Despite the misery, they are perhaps better off than many of their countrymen and women who have no livelihood. Elaborates Sui, a social worker in Aizwal, "In rural Burma, a majority live mainly on rice gruel. There is no means of earning a living. A day's wages is not enough to get even half a kilogram of rice." As a result of people largely engaged in army-conscripted labour, they have no time left to earn a living. 

Thus, most migrants have accepted their predicament and that of their nation's, focusing their energies on making ends meet. Some like Lian Chung, 48 - who had to leave behind her four children and flee to India, as she was a vocal support of pro-freedom activist, Aung San Suu Kyii - simply wait for a better tomorrow.
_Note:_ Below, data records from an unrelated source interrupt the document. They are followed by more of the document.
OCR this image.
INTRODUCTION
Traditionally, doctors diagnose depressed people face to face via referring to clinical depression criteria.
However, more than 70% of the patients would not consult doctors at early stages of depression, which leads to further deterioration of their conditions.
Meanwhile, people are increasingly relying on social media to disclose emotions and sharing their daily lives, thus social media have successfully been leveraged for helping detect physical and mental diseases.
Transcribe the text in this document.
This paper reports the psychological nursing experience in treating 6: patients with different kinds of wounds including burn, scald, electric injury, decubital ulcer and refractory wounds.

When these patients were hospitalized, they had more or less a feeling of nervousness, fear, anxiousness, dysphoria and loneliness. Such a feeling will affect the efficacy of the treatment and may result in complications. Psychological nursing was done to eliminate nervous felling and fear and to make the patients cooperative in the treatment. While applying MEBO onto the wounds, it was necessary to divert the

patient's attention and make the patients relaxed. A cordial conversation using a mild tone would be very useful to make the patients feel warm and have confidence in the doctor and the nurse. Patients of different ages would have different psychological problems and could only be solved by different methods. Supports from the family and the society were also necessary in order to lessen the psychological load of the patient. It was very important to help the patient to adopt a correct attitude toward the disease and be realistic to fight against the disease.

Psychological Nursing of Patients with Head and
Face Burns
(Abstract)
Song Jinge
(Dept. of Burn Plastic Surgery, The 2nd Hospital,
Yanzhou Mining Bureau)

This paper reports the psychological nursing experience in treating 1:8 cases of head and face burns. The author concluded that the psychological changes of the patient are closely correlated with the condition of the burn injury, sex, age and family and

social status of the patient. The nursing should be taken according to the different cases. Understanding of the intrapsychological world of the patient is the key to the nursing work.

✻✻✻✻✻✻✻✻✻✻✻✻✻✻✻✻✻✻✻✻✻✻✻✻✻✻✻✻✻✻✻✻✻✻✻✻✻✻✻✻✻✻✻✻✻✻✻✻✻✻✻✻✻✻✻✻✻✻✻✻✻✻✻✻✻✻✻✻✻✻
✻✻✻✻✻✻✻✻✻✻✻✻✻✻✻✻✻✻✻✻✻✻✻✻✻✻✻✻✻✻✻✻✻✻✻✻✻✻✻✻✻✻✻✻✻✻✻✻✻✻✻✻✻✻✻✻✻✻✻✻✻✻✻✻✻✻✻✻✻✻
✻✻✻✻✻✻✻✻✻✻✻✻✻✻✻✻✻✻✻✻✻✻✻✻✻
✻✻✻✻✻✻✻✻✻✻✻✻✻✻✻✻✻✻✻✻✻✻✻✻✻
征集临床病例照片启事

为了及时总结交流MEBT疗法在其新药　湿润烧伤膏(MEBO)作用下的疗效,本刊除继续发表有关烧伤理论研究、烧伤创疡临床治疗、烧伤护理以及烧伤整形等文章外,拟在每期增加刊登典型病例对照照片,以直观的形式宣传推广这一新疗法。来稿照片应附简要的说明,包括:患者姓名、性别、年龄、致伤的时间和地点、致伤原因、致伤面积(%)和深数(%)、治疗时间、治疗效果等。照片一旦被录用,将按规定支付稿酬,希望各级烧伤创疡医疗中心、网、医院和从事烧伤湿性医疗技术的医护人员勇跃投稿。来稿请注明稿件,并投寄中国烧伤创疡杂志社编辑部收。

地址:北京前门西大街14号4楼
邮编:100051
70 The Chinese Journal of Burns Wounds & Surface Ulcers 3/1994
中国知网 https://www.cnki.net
A widow, Chung's only hope is her 23-year-old daughter who escaped to Malaysia and has acquired a United Nations Commission for Human Rights (UNCHR) refugee card. 

Yet, there are several Chin women who have simply refused to let the fire of protest die out. Feisty Chin women activists, like Puii, ensure that the pro-democracy movement gains in strength and that world attention is drawn to the human rights violations in Myanmmar. 

A committed activist and president of the All Burma Democratic Lushai Womens' Organisation (ABDLWO) and member of the Women League of Chins (WLC), Puii is herself is a migrant, who fled Myanmar in 1988 during the notorious crackdown by the Burmese army. A former student of Rangoon University, she can only return at the cost of imprisonment. 

Interestingly, the WLC - a part of the global network of Burmese women fighting for democracy - is the perfect example of how tribal differences have been put aside in the interest of a nation. The WLC was formed in 2004 when nine Chin associations, including the ABDLWO, came together to further the cause of human rights in Myanmar at an international level, says Chere Zahau, who is in her mid-20s, and one of the women at the helm of the WLC. Salomi and Zahau are Aizwal-based full-time Burmese activists working for WLC, whose projects are funded by both Indian and foreign philanthropic agencies. 

The League, which also caters to the distress of migrant women in Mizoram, recently released 'Unsafe State', a report, which documents the state-sanctioned sexual violence carried out by Burmese army against Chin women in Myanmar. 

According to Lian Mang, around 46 years, a Chin activist of Lunglei, this sexual violation is in effect a violence of annihilation. In the Matupi district of Chin Hills, several battalions of young army men have been posted, with the soldiers being promised promotions on marrying young Matu girls. "The aim is to assimilate the Chins and eventually wipe them out," says Mang, who formed the Chin Refugee Committee Lunglei and is currently in New Delhi seeking employment.

Most migrants walk across the border at Tiau River, Champhai, as this is allowed under India's laws and accepted by Myanmar. However, activists such as Lian Mang were hunted by the Burmese army for their support of democracy and eventually had to cross into India-Mizoram through jungle tracts for their own safety.

The Chin women have taken it upon themselves to be agents of change and put the human rights violations in Myanmar on the global stage. They do this despite knowing, as Suii observes, that they are at the end of their tether in the fight for freedom.